Chip shortages 'credit positive' for auto ABS

Thursday 18 March 2021 10:44 London/ 05.44 New York/ 18.44 Tokyo

Sector developments and company hires

Chip shortages ‘credit positive’ for auto ABS
Sizable auto production cuts due to semiconductor shortages in the US will provide support for used vehicle values, a credit positive for securitisations and captive auto finance companies, according to Moody’s. The rating agency notes that such shortages – which are expected to last at least into next quarter - could result in North American production falling by 300,000 vehicles or more this year, at a time when dealer inventories are already low. Higher used vehicle values will aid ABS collateral performance and lower deal risks.

Moody’s suggests that transactions poised to benefit from the production slowdown include auto loan and lease, rental car, fleet lease and auto floorplan ABS. Meanwhile, vehicle dispositions from Hertz Vehicle Financing II - which is winding down after its sponsor's bankruptcy (SCI passim) - could slow as a result of the more limited availability of new vehicles to add to the company's fleet.

Chip shortage benefits for ABS and lenders will likely be temporary and modest. “The chip supply situation remains highly fluid, with General Motors Company, Ford Motor Company and other manufacturers taking a range of actions to mitigate the negative effects. In addition, chip manufacturers are aggressively moving to ramp up production. Consumer preferences and the larger size of the used vehicle market than the new vehicle market will also limit the effects,” Moody’s observes.

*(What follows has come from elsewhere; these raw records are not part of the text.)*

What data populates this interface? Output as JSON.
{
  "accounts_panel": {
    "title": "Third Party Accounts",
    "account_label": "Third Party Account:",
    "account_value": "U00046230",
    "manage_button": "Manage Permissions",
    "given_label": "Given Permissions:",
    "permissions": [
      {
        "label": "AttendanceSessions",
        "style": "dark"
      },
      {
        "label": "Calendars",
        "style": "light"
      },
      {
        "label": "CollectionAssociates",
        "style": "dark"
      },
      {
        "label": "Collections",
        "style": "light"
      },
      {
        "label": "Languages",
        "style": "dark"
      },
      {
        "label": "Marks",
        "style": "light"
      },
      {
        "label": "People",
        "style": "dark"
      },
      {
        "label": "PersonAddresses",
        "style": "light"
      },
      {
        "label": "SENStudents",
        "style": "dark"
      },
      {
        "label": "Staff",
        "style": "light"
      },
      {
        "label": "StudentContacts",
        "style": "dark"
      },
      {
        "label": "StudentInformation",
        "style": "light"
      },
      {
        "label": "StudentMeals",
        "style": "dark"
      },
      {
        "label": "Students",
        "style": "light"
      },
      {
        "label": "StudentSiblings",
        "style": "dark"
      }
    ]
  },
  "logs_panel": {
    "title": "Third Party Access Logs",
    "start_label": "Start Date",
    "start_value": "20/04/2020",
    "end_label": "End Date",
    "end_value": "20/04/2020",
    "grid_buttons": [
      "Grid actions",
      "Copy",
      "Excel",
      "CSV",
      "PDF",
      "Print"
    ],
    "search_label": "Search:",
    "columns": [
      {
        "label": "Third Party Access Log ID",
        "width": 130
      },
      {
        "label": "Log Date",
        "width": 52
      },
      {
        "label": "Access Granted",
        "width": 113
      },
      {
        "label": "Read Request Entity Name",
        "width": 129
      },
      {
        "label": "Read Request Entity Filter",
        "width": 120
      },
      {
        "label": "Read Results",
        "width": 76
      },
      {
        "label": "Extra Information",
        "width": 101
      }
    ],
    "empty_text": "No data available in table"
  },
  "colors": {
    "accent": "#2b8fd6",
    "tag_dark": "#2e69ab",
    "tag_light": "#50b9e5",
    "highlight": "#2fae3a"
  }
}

Fed’s agency CMBS purchases to end
The New York Fed’s Open Market Trading Desk says it will no longer conduct regular operations to purchase agency CMBS at the conclusion of the current schedule, in light of the sustained smooth functioning of the markets. As such, the agency CMBS purchase operation currently scheduled for 23 March is expected to be the last regularly-scheduled purchase operation. However, consistent with the most recent FOMC directive, the desk remains ready to conduct agency CMBS purchase operations as needed.

North America
Scott Bommer has joined Blackstone as cio of the new Blackstone Horizon platform, an initiative being launched by Blackstone Alternative Asset Management (BAAM). He joins Blackstone after managing his family office, having founded SAB Capital Management.

Blackstone Horizon is a new investment business that targets strong absolute returns by investing in and forming strategic partnerships with high-performing investment managers. Bommer will work with BAAM senior management on asset allocation, risk-management, stakes/seeding investing and other strategic initiatives.

PIMCO has promoted a number of its staff to the position of md, including two professionals with securitisation experience. Harin de Silva is a portfolio manager in the firm’s New York office and is responsible for sourcing, underwriting and managing opportunistic specialty finance investments in the US. Prior to joining PIMCO in 2009, he was an md at Merrill Lynch with a focus on structured credit, having previously worked at Credit Suisse and Prudential Securities, focusing on structured finance.

Jason Mandinach is head of alternative credit and private strategies within PIMCO’s product strategy group, based in the Newport Beach office. Prior to joining the firm in 2010, he worked in business development for the Chicago Climate Futures Exchange, having previously been a vp on the agency CMO desk at Bear Stearns.